States letting people die: SC on air pollution
INCENTIVE Asks Punjab, Haryana, UP to support farmers not burning stubble
NEW DELHI: : The Supreme Court took the Union government and the administrations of Punjab, Haryana and Uttar Pradesh to task on Wednesday for failing to stop the problem of farm fires, ordering officials to immediately offer cash incentives as well as foot the cost of hiring machines that can take care of crop residue for farmers with small and marginal landholding.
The judges were hearing a suo motu matter – an issue they themselves took up — three days after one of the worst spells of smog choked the capital with nearrecord levels of pollution. Most of it was due to smoke from farm fires.
“This is due to your failure. Pollution is pollution. It’s bad for everybody. How can you say there is no solution? We expect little more from the responsible democratic government of the day,” justice Arun Mishra, who was on the bench along with justice Deepak Gupta, said at a hearing that went on for two hours, during which the chief secretaries of three states and the top lawyer of the Union government were chastised.
The judges said farmers must be given ₹100 per quintal of paddy procured if they did not burn the residue, and asked the administrations to pay the cost of renting machinery that eliminates paddy stubble for farmers with up to 2.5 acres of land. Between mid-October and mid-November, tens of thousands of farmers in the three states typically set fire to crop residue after harvesting as a quick and cheap way to turn the field around for sowing winter crops.
At present, farmers are entitled to hiring the requisite machinery at subsidised rates from cooperative societies, but the court was told that farmers still found the method inviable – prompting the court to order the charges to be waived entirely.
The court also asked the Centre, states and the ministries of agriculture and environment and forest to draw up a comprehensive action plan that will take care of the interests of the farmers wherever needed. It gave three months to prepare a scheme that will take care of environmental issues as well.
Through the hearing, the judges remarked on the gravity of the problem several times and rejected explanations by the representatives of the governments. “Pollution is bad. If attorney general says we have no suggestion, this cannot be the way a democratic government will function,” justice Mishra remarked.

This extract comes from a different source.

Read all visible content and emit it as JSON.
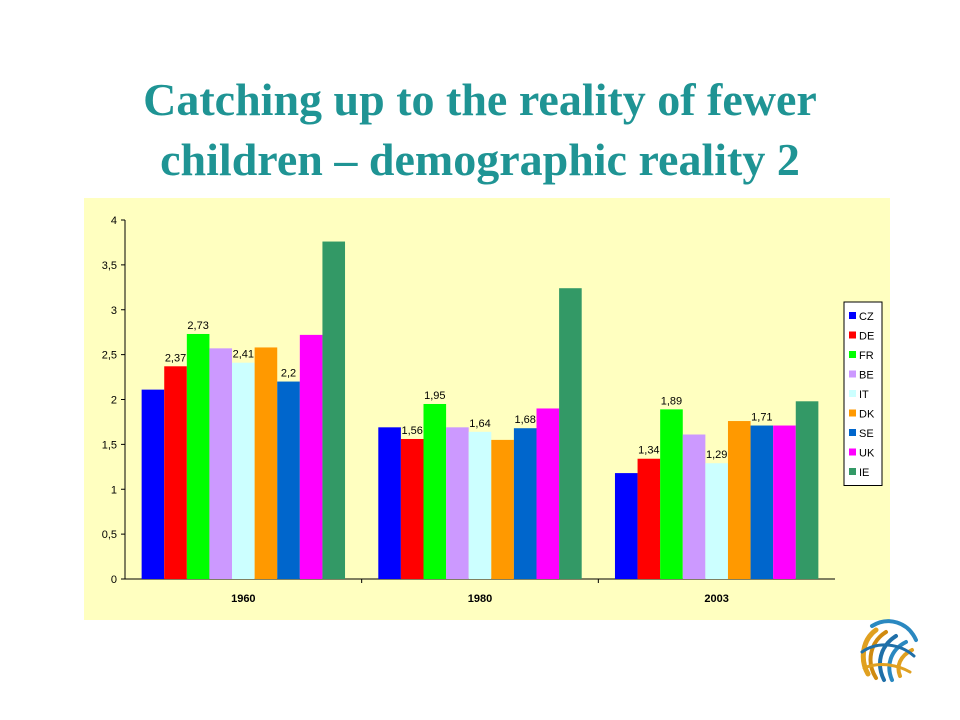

At one point, when informed that farm fires were lower in Haryana than Punjab, the judges summoned Punjab’s chief secretary sternly. “You think only poor farmers should be penalised. And officers should go free? Is this the way you people are acting? This is sheer inaction. Call the chief secretary. We have several questions,” the judges said.
The chief secretary of Punjab, where the maximum number of instances has taken place, told the court that the state had asked the federal government for financial help to pay farmers an incentive, which would require about ₹1,800 crore – an expenditure the state could not make since, he added.